The 18th - 24th November is World Antimicrobial Awareness Week and the AMR Hub at Queen’s University is hosting a research showcase event in the atrium of the Biological Sciences Building on the 24th November.
We’ll be joined by Dr Adam P. Roberts of the Liverpool School of Tropical Medicine who will give a guest talk entitled; How can we engage citizen scientists in our fight against AMR; insights from Swab and Send.
Join us for a showcase of research featuring talks, posters and networking. Topics will include;
• Machine learning for phenotypic AMR prediction
• Photodynamic antimicrobial chemotherapy
• Consumer and stakeholder perceptions on AMR
The event will also feature an introduction to an exciting new Citizen Science AMR initiative, The Great CART Project.

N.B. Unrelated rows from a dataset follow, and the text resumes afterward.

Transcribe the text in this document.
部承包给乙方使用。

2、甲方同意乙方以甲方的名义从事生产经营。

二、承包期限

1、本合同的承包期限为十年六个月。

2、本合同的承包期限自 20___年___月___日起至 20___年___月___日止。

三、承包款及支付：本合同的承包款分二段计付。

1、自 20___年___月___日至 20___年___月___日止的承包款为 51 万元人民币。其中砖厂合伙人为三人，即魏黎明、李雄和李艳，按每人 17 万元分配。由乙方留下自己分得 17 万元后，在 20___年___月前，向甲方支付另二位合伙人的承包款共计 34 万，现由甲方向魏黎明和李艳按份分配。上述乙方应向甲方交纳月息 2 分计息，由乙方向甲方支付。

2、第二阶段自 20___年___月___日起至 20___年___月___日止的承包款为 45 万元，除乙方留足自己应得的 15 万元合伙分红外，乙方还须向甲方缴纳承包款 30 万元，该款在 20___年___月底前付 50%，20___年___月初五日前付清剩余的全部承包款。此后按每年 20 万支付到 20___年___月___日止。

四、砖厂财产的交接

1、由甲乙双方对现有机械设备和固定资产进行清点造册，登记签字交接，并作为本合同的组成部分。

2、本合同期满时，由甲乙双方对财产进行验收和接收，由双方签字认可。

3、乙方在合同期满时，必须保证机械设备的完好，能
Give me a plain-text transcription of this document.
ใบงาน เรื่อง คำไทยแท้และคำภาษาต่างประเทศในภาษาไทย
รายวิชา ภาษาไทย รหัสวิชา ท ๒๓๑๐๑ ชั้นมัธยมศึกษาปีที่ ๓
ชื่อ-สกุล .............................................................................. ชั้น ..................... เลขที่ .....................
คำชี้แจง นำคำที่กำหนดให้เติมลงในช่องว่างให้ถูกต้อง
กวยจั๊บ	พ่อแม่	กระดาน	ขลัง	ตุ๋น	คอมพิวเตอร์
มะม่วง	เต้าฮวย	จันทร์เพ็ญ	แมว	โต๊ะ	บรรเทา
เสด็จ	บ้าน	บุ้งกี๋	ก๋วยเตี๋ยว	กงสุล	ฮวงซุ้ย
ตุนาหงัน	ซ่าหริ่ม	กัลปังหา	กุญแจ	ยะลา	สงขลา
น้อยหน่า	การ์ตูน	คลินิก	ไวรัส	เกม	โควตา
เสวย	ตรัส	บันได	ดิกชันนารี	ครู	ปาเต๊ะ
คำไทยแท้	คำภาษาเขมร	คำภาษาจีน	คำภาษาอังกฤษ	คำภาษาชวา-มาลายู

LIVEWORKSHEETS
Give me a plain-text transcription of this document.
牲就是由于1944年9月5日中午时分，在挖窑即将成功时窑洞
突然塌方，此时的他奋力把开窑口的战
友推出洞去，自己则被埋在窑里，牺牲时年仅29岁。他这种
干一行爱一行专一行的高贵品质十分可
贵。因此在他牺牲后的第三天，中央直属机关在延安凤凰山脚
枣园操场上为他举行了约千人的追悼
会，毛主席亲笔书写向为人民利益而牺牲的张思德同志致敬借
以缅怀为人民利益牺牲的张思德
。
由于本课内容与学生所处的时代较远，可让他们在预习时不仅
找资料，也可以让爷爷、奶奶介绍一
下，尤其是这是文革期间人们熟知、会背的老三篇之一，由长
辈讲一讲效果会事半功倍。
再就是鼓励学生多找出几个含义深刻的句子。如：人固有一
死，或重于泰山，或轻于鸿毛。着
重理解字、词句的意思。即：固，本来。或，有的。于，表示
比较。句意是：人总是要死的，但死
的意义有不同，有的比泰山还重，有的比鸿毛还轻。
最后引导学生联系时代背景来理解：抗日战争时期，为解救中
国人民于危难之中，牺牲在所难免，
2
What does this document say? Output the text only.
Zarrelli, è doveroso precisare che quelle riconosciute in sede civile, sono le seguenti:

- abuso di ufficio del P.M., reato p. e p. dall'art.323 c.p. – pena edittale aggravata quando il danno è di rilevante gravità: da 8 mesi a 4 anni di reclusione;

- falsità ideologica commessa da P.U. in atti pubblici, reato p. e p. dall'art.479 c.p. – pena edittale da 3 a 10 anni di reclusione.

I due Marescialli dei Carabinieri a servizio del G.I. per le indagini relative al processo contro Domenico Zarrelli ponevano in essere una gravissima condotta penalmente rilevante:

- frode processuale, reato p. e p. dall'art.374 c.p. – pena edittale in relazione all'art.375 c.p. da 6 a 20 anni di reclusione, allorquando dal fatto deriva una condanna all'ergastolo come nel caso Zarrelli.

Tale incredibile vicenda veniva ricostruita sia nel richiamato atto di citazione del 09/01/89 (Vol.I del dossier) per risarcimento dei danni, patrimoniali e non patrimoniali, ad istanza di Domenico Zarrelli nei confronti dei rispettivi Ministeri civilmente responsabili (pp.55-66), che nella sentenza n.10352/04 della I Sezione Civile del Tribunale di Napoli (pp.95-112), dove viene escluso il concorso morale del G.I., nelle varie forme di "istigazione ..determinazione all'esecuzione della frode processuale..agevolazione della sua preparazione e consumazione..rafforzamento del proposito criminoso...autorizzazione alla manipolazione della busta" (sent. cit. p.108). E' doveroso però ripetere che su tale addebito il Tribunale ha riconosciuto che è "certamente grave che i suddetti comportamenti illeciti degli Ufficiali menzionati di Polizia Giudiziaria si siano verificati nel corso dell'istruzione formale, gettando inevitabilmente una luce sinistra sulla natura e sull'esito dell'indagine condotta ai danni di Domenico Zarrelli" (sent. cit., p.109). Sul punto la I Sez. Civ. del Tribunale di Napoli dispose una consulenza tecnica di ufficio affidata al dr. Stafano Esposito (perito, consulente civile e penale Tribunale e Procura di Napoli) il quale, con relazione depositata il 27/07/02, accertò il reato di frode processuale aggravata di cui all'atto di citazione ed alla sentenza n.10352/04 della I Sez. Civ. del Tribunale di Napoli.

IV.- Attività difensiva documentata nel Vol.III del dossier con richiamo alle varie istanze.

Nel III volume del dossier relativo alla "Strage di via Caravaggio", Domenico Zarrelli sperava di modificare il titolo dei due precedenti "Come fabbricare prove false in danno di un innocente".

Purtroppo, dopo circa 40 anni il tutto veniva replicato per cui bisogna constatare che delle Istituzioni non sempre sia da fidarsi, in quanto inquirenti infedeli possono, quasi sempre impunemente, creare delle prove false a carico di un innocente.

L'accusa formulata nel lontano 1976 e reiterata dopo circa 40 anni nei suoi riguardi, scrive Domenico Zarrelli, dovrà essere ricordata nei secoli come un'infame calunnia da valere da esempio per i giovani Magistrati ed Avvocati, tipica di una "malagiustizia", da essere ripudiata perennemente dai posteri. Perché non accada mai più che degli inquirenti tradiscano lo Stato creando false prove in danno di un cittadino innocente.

Guest Speaker Biography | Dr Adam P. Roberts BSc, PhD, FHEA, FRSB
Dr Roberts has been investigating the fundamental mechanisms of transferable AMR for more than 20 years and, since arriving at Liverpool School of Tropical Medicine in 2017, has focussed on translational aspects of AMR and early-stage drug discovery and development. His current research activities include investigations into the molecular genetics of transferable AMR, the use of evolutionary biology to inform antibiotic treatment regimens and drug design, the discovery and production of novel antimicrobial natural products and target-site identification and resistance development potential of novel molecules within the LSTM’s drug development pipeline.
He has published more than 120 research articles, reviews and editorials on AMR over the last 20 years. Adam’s research activities are currently funded by the Medical Research Council, UK Research and Innovation, the European Regional Development Fund and Innovate UK plus multiple charities including the Wellcome Trust. He runs the award-winning citizen-science, drug-discovery project “Swab and Send”, is the Network coordinator of the JPIAMR Network of European and African Researchers on AMR (NEAR-AMR) and the JPIAMR funded STRESST project and is the Drug Resistance policy advisor to the Royal Society of Tropical Medicine and Hygiene.